Take away the video footage, and the only “Muppet”-ty thing is the repeated claim that everything is better with Muppets.
Swap out the video, and you easily have “Everything is better with robots” or “Everything is better with the internet”. Get footage of oil spills, change “Muppets” to “oil spills”, and you’d have a new pro-oil spill song.
A lot of nerd music has these things too. So I don’t get your point.
Not bad. Not nearly as good as Paul & Storm’s “Opening Band,” Jonathan Coulton’s “Mandelbrot Set” and “Skullcrusher Mountain,” or Tom Smith’s “A Boy and His Frog”.

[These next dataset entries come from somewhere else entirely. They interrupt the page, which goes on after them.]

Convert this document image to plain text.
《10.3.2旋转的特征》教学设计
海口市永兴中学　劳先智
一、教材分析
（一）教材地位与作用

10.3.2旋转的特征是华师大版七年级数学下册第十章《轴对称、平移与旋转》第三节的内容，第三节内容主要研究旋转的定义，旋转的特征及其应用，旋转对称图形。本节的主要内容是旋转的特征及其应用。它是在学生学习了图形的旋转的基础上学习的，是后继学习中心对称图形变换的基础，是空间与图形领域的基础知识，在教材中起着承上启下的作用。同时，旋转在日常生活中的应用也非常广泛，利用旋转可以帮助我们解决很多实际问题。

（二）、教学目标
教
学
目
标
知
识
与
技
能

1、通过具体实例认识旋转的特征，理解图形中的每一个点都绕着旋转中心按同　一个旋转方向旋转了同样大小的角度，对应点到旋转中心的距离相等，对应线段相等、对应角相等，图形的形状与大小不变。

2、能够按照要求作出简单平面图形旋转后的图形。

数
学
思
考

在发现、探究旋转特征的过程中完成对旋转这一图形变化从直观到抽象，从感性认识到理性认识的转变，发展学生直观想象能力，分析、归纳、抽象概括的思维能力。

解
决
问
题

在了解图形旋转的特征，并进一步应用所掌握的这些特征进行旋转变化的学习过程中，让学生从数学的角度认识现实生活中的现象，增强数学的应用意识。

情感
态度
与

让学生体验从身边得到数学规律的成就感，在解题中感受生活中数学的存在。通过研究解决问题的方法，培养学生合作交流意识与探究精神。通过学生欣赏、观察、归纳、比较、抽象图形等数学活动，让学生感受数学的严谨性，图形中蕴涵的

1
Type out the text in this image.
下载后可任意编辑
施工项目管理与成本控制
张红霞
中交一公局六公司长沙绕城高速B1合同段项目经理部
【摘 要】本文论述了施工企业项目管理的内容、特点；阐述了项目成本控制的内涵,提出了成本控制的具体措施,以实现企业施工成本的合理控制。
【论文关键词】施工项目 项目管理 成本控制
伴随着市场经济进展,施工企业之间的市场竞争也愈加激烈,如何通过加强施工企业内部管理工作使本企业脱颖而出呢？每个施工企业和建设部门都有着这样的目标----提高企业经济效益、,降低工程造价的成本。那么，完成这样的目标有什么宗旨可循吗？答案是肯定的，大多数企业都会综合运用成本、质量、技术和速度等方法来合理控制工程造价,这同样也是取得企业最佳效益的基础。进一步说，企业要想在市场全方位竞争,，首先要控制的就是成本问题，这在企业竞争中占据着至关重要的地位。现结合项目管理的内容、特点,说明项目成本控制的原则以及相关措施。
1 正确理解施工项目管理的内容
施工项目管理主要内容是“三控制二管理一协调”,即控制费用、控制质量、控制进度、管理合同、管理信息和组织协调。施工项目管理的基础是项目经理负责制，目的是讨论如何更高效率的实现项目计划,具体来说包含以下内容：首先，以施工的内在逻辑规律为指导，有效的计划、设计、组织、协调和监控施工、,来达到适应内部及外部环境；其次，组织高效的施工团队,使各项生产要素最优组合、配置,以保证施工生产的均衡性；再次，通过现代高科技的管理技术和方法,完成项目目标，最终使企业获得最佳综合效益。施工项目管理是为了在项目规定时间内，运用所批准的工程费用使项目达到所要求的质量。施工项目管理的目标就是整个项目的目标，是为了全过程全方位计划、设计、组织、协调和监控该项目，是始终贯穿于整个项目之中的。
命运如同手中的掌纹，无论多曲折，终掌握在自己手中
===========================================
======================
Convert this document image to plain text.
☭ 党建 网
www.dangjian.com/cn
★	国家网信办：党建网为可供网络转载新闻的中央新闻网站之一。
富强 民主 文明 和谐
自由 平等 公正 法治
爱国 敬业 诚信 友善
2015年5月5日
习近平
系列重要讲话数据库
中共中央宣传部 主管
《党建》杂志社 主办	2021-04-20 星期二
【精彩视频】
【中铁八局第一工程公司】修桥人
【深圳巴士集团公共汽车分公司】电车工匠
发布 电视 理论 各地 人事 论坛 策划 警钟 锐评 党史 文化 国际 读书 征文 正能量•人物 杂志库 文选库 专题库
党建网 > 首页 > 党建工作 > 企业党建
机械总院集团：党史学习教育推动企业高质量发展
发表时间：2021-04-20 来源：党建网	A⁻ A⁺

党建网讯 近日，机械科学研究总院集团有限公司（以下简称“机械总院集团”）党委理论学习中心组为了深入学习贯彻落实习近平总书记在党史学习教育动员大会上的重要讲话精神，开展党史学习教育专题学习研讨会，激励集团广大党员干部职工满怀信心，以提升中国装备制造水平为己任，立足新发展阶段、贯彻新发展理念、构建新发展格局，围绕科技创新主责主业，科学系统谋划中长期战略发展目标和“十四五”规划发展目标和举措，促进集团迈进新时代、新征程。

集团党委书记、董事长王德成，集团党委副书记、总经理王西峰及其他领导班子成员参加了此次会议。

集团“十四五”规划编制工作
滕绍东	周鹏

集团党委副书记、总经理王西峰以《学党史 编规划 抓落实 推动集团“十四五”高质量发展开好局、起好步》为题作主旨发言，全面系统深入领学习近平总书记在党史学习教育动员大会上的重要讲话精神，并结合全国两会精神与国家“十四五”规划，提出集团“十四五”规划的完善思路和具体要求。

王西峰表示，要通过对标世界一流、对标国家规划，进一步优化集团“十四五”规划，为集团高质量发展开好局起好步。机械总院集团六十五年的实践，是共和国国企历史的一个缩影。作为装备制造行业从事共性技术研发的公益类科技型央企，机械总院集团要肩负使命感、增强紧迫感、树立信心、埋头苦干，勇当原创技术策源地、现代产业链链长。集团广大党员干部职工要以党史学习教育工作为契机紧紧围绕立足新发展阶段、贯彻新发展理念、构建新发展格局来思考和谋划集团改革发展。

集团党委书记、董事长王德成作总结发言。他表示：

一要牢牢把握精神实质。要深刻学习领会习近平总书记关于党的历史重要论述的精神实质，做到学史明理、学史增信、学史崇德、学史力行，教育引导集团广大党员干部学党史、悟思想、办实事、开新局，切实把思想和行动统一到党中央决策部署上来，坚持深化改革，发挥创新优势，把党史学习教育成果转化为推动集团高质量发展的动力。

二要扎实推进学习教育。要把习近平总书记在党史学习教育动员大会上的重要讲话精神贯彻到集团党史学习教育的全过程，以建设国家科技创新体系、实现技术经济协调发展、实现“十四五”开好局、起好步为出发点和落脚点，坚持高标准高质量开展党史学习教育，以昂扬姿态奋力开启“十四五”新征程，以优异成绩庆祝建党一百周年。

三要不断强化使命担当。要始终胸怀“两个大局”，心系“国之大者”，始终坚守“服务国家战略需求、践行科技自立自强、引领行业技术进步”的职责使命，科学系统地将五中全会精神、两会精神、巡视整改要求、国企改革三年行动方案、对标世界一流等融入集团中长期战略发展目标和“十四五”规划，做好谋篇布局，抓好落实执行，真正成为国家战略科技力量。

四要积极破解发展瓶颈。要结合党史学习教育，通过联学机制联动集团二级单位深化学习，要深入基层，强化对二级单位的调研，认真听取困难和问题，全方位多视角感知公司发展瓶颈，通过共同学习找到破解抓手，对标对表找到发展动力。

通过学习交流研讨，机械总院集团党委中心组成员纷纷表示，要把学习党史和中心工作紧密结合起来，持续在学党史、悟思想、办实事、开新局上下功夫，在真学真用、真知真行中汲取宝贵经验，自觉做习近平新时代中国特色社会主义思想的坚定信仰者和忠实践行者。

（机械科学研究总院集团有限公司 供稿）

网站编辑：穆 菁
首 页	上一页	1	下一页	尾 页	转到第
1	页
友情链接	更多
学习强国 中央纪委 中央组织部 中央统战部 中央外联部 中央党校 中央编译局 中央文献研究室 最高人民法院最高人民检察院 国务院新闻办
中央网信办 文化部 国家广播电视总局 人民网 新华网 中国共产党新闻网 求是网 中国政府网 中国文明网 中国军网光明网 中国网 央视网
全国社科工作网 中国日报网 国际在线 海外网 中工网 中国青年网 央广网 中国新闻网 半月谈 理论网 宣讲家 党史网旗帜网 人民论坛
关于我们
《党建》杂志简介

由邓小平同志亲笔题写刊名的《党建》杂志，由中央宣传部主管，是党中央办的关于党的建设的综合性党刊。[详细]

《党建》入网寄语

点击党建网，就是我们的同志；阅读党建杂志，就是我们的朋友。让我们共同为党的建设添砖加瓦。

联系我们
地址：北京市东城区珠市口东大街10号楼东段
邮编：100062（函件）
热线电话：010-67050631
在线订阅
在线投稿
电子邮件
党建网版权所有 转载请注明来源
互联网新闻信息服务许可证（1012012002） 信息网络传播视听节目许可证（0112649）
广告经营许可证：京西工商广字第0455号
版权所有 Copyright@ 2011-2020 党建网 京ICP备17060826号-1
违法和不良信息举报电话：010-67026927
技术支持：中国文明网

Except as a song this isn’t nearly as good as, say Bizarro Genius Baby, or “Post-Collegiate Shuffle” by The Grammar Club, to name two examples that come to mind off the top of my head. It sounds like any given insipid Brit-pop track from decades ago, the lyrics are (as Baines points out) not even particularly relevant to the premise, and it’s just not very smart.
This isn’t “what nerd music would be like if it was good,” this is “what good music would be like if we lived in a nightmare musical hellscape of nostalgia-driven pop fans.”
I’m not feeling the haters. If you swapped out anything for Muppets, it wouldn’t be true, which is the whole point!
As music, it’s okay, but it ain’t the Protomen.